SİYASET, BENİM İÇİN ARTIK ÇOK ARKA PLANDA

Bir dönem Belediye Meclis üyeliği görevinde de bulunan, siyaset yapan Ömür Şanlı, "Siyasetin neresindesiniz?" sorusuna şu yanıtı verdi:

"Şu anda siyaset benim gündemimde en son noktada. Mecbur siyaset içindesin ama bu ulvi görev (Türk Kızılayı Konak Şube Başkanlığı'nı kast ediyor) bana ayrı bir haz, ayrı bir keyif veriyor. Ben üç kişinin işini çözdüğümde, o akşam şöyle bir rahat uyuyorum. O gün bir şey bulamadığım zaman, akşam bende bir sıkıntı başlıyor. Neden acaba diyorum, bizim bir eksiğimiz mi var, ihtiyaç sahibi birini bulamadık mı, ulaşamadık mı? Böyle bir dert var. İnsanlarımızın dertleriyle dertleniyorum.

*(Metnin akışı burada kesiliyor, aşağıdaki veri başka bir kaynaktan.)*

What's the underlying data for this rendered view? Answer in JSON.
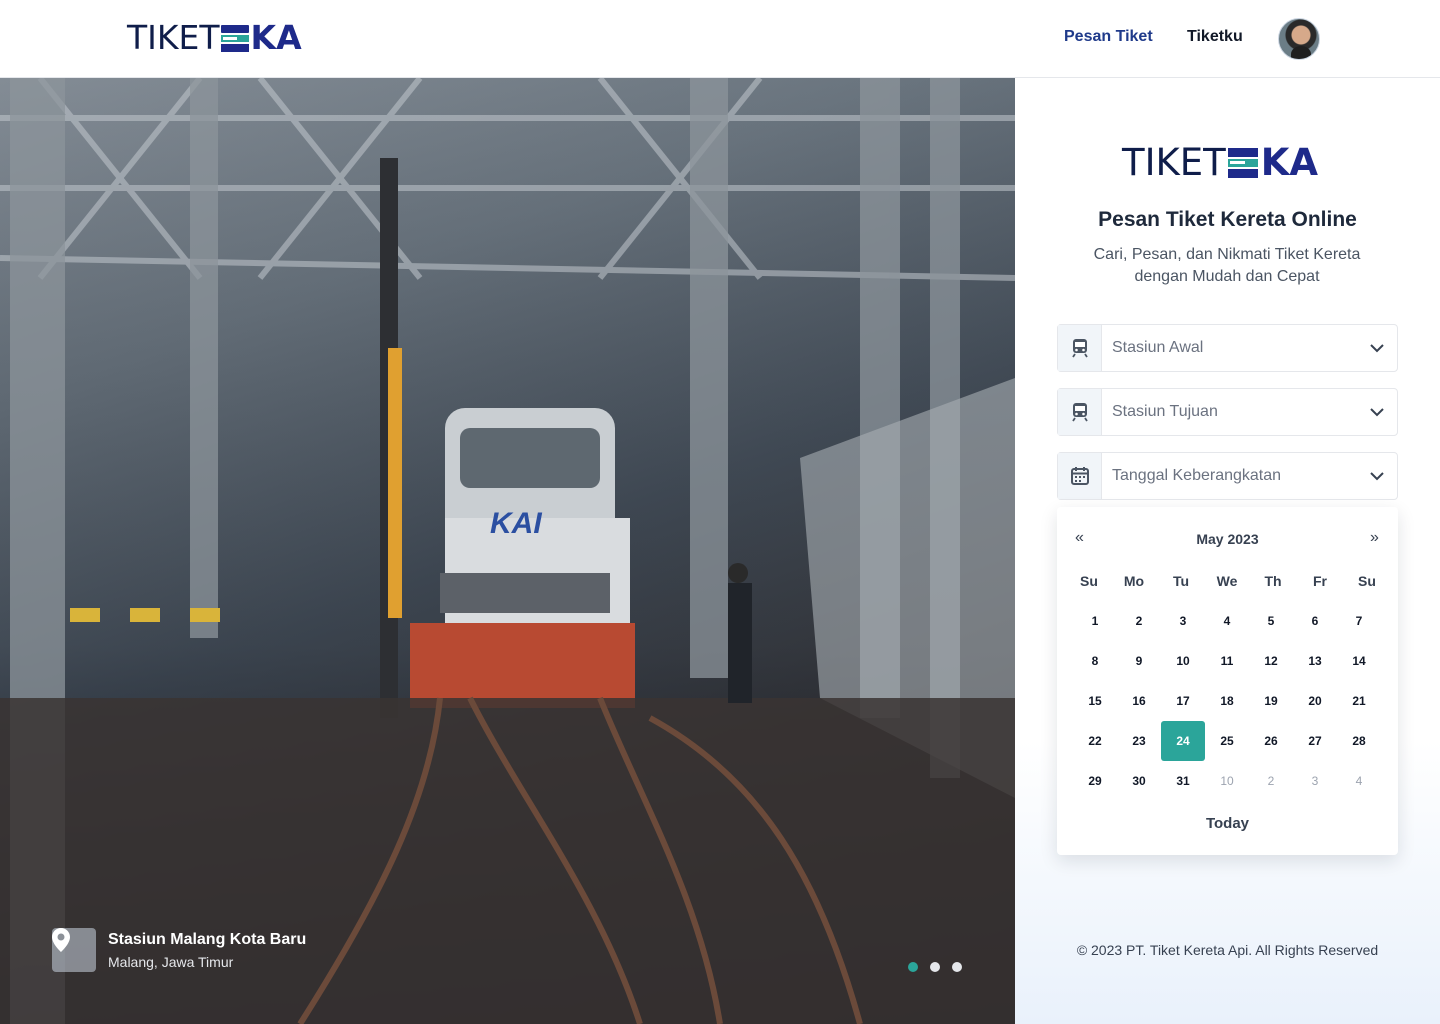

Kordon’da da aynı şekildeydi. Her görevde bu böyleydi. Oradaki esnafın dertleriyle dertlenmek, onların ekmeğinin büyümesini görmek, bana ayrı bir keyif veriyor. Aldığım her görevi dertleniyorum. Ulvi görevimizi yapıyoruz; o yüzden elimden geldiğince ailelere ulaşmaya çalışıyoruz. Bu görevimizi bir tamamlayalım, ondan sonraki süreç bizi nereye götürür, bekleyip görelim."